His wife's green eyes widened.
"The Hellcat?! What's she sending you there to do? Burn the place down?"
Her husband lifted his head off the pillow. "Actually, we're emissaries."
Amaranth scoffed. "What terms are you supposed to offer? Hand over the emeralds or the Agnian will grab her tinderbox—"
"Amie!" snapped Shadow, propping himself up on his elbows, "Would you listen to yourself? If Blaze was really mad, why did she come here instead of burning down Mergissa?"
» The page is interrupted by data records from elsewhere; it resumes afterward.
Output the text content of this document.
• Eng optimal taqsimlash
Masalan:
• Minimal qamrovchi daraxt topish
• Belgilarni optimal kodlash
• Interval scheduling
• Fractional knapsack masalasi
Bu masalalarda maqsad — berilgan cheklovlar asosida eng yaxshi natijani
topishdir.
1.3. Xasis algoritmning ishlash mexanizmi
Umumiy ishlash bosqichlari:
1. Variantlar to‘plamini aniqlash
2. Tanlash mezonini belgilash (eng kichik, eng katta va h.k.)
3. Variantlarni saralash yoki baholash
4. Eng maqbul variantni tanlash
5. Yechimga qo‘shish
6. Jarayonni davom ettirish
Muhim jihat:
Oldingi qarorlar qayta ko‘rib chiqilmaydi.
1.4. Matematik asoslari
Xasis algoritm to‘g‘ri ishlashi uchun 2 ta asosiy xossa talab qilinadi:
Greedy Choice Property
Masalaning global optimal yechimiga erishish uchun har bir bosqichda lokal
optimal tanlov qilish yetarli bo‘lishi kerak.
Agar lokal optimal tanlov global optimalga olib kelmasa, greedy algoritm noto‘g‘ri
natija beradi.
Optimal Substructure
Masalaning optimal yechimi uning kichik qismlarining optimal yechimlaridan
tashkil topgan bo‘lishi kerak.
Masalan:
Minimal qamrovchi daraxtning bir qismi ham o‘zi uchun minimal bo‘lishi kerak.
The roseate hedgehog pouted, then looking away. "When was the last time you called me that?"
The black hedgehog suddenly sat up, tipping his wife into his lap.
"Too long ago," he whispered, kissing her.
As their lips parted, Amaranth pressed her forehead to his.
"I wish I come go with you," she mumbled.
"No, you don't."
"What makes you think that?"
"You'd already be marching up there by now."
She snorted softly. "Am I that predictable?"
"Only to me."
Amaranth let out a small yelp as Shadow moved again, putting her flat on her back. She smilingly bit her lip as he climbed on top of her.
"Already?" she whispered.
"I missed you too," he cooed, moving into position.
Amaranth glanced at the curtain. "What about food?"
Shadow cocked a brow. "How long do you expect this to take?"
Amaranth flashed a sly smile. "I can hope, can't I?"